The inception of this project began in 1989 and to date has developed into a positive model of Montessori education in Kiev and other regions of Ukraine. The long-term project goal was to develop a Montessori educational model similar to the Princeton Center for Teacher Education Model: that is, a Montessori School with a Montessori Teacher Training Center.
In 1989 Mr. Zhebrovsky was first introduced to the Montessori philosophy in education. He believed that the best way to effect sociological change in Ukraine is to educate the children, and the Montessori method of education would be the best model to develop independent thinking skills needed in the Ukrainian culture. The Minister of Education of Ukraine accepted Mr. Zhebrovsky’s proposal to open a public school based on the pedagogical concepts of Montessori education.
Over the next decade, the Princeton Center for Teacher Education and the many teachers, administrators, and diplomats would work together to bring the model of the Princeton Montessori Society and Princeton Center Teacher Education (PCTE) to the Ukraine.
The partnership between our two countries has been exceptionally successful. Since the project began, the Ukrainian Montessori educators have established the Ukrainian Montessori Society, opened a Montessori School for children and created the Ukrainian Montessori Teacher Training Center. Over twenty regions of Ukraine have opened Montessori Schools and several kindergartens use elements of Montessori education.
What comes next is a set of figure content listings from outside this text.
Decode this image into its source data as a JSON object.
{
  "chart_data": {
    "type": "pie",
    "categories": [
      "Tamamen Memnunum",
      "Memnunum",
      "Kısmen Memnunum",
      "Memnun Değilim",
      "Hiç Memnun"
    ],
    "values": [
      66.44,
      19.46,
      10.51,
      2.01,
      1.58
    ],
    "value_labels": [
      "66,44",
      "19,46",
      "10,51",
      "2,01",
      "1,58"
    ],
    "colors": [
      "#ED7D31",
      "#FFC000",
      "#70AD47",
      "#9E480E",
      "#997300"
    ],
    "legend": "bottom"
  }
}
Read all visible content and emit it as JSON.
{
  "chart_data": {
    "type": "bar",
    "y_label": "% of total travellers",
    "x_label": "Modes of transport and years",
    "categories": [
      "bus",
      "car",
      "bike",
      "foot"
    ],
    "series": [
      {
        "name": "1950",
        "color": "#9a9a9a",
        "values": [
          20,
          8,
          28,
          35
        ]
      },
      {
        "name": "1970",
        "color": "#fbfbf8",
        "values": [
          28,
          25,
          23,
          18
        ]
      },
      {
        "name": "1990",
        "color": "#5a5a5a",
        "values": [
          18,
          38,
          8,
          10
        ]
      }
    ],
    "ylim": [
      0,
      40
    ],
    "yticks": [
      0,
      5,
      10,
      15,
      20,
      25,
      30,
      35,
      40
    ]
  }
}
The parents’ interest and support of these schools and Montessori pedagogy is most positive. For the past two years, there is a waiting list at the Montessori school in Kiev.
Over twenty administrators attended seminars at the Ukrainian Montessori Teacher Training Center and over three hundred teachers attended seminars and continue to have an interest in Montessori education.
Each year, PCTE educators visit the Ukraine to consult with the teachers and staff, conduct parent meetings, and present workshops for administrators. Ukrainian teachers continue to visit PCTE during the summer months to broaden their understanding of Montessori principles and learn from the model here. Without question, both the Americans and Ukrainians have benefited from our connections with each other.